Je suis depuis 2016 une artiste autrice militante du féminisme intersectionnel, un féminisme qui est né du féminisme Noir des États-Unis et qui s’inscrit dans le croisement des luttes antiracistes, anti-classistes, anti-LGBTphobies et anti-sexisme. Le racisme, le sexisme, le classisme, les LGBTphobies, mais aussi le validisme et le spécisme, sont ce qu’on appelle en sociologie, ainsi que dans les milieux militants intersectionnels, des oppressions systémiques — des oppressions institutionnelles, commises et donc tolérées par les institutions (pour faire simple, on n’ira pas en prison pour les avoir commises). Les exemples d’oppressions systémiques sont si nombreux que je ne risque pas de manquer de sujets dans ma carrière : les viols et féminicides commis par des hommes cis, l’esclavage, la colonisation, l’existence même des milliardaires, les lois anti-LGBTQIA+, les lois anti-migrants, les écarts de salaires, les parachutes dorés, l’élevage industriel, le travail domestique et gratuit des femmes, le crime d’écocide, les crimes commis par des agents de police, l’islamophobie, les assassinats de personnes transgenres, la binarité des genres dès la salle d’accouchement, la suprématie blanche, la répression et la mise en silence des féministes, des antiracistes et des travailleuses et travailleurs du sexe sur les réseaux sociaux… En tant qu’autrice, je m’efforce de prendre en compte un maximum d’oppressions systémiques dans tout ce que j’écris.

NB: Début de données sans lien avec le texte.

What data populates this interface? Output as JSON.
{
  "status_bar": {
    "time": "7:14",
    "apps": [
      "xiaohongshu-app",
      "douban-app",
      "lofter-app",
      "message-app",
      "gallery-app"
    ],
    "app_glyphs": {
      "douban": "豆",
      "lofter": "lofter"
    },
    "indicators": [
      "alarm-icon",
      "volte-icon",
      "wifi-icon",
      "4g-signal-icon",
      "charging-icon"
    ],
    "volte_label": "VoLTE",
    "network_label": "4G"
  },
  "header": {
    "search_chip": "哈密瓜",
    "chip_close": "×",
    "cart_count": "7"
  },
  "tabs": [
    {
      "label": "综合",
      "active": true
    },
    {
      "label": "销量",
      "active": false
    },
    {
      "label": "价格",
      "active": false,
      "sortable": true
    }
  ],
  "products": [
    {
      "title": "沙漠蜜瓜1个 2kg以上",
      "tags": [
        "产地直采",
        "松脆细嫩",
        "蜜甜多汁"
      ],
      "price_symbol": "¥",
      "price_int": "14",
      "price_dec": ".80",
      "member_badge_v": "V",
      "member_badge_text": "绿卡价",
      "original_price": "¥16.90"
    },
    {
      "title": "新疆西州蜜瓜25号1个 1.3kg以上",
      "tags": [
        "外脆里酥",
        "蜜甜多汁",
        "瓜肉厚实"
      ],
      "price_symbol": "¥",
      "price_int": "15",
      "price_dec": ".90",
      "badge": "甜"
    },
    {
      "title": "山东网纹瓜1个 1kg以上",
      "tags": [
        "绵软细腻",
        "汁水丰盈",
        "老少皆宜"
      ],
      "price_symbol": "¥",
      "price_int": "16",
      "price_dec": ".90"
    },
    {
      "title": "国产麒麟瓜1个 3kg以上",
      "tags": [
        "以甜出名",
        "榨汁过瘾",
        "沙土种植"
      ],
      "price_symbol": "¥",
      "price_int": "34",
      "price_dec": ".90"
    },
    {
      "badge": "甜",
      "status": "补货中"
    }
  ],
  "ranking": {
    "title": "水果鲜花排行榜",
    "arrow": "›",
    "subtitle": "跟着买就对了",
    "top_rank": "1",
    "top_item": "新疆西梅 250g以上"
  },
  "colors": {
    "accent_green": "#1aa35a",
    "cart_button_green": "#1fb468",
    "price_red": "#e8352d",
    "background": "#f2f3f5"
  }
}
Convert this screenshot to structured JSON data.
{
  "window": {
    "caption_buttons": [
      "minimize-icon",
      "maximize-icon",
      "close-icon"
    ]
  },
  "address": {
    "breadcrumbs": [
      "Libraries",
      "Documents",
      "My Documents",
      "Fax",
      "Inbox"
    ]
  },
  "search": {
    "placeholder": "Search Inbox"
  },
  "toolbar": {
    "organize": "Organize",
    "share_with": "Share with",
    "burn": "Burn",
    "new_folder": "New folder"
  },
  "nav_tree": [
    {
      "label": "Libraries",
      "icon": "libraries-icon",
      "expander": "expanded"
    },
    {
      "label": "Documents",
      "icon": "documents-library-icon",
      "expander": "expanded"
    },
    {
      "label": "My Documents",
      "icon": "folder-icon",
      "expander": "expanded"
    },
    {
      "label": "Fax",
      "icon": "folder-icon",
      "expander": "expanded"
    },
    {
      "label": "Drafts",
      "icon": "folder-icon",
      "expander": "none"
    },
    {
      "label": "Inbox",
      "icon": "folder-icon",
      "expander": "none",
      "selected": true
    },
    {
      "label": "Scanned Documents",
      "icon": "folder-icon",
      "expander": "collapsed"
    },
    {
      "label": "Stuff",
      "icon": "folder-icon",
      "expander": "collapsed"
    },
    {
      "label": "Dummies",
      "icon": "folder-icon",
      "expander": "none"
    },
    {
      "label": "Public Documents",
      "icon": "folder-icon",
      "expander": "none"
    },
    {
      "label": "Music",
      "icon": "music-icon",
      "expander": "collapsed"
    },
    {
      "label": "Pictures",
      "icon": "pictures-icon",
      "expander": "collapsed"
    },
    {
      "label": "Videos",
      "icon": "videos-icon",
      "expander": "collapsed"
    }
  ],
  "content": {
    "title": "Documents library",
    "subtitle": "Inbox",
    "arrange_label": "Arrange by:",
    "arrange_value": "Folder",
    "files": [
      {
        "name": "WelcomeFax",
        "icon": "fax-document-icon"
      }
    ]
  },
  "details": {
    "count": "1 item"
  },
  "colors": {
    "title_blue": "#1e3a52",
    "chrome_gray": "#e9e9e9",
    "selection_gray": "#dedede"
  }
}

Pour citer l’universitaire qui a théorisé le féminisme intersectionnel en 1989 et à qui l’on doit le concept d’intersectionnalité, j’ai nommé la tantine Kimberlé Crenshaw, que je reformule ici : « Si nous ne sommes pas intersectionnelles, certaines d’entre nous, les plus vulnérables, vont passer entre les mailles du filet 5. » Dr Kimberlé Crenshaw, j’ai écrit des contes audios 6, un roman 7, des nouvelles 8, un essai, une pièce de théâtre, deux spectacles de stand-up, des poèmes, des chansons « et tu ne vois même pas que c'est à cause de toi que je mène chaque jour, ce drôle de combat 9 ».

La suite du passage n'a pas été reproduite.